The Festival of Booths, Hag Ha-Sukkot, was also known in biblical times as Hag He-Asif, or simply, He-Hag, the “Festival of Ingathering” and “The Festival.” The rabbis of the Talmud called the festival the Season of our Rejoicing, Zeman Simhateinu. In addition to celebrating the fall harvest, Sukkot commemorates the forty year period of wandering in the wilderness when the Israelites came out of Egypt.

We are always on the journey, somewhere “in the wilderness” and yet find the ability to rejoice in being open to what is. The Sukkah or harvest hut, whose roof must be open to the elements, is a symbol of God’s protection that we find along the way, while the lulav and etrog, or harvest fruits, symbolize the diversity in community through which we come to experience God’s fullness.

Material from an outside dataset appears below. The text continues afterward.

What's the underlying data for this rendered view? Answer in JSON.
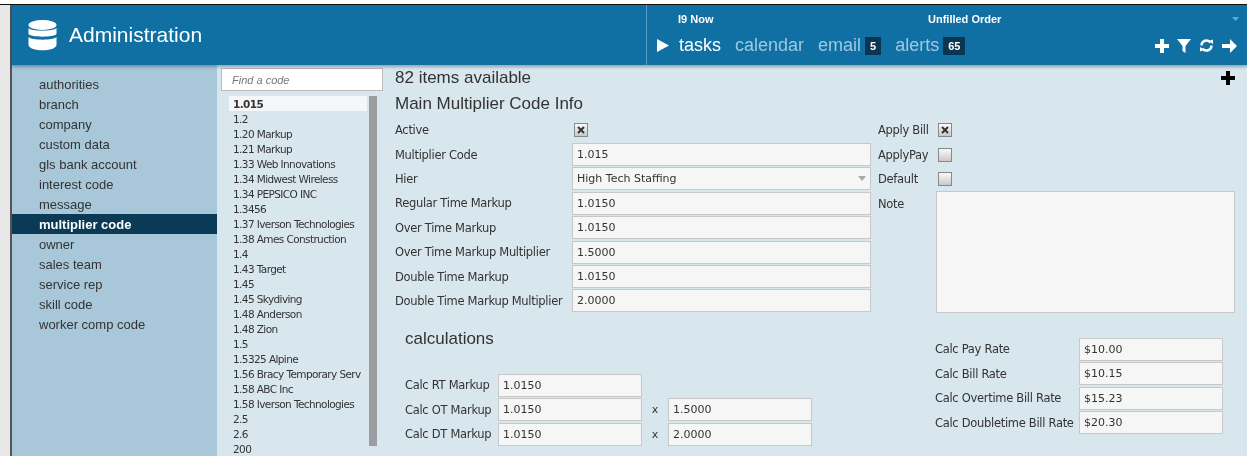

At Dorshei Emet, we celebrate Sukkot together in our beautiful community Sukkah, with family activities, congregational services and kiddush lunches, and guest speakers.


Following Sukkot is the Eighth Day Festival Shemini Atzeret. This extra festival concludes the entire period that began with the High Holidays. Shemini Atzeret is a time for holding on to God’s felt Presence that was so palpable during these special days. Yizkor is observed on Shemini Atzeret. Attached to Shemini Atzeret is the celebration of Simhat Torah, when the annual cycle of Torah reading is completed and begun again.

At Dorshei Emet, we invite the whole congregation to dance and sing with the Torah at our evening Simhat Torah service, in which children especially parade with the Torah. We cap our celebrations with a special Shabbat Kiddush. We show our appreciation to two worthy members of our community by honouring them as Hatan Torah and Kallat Bereishit.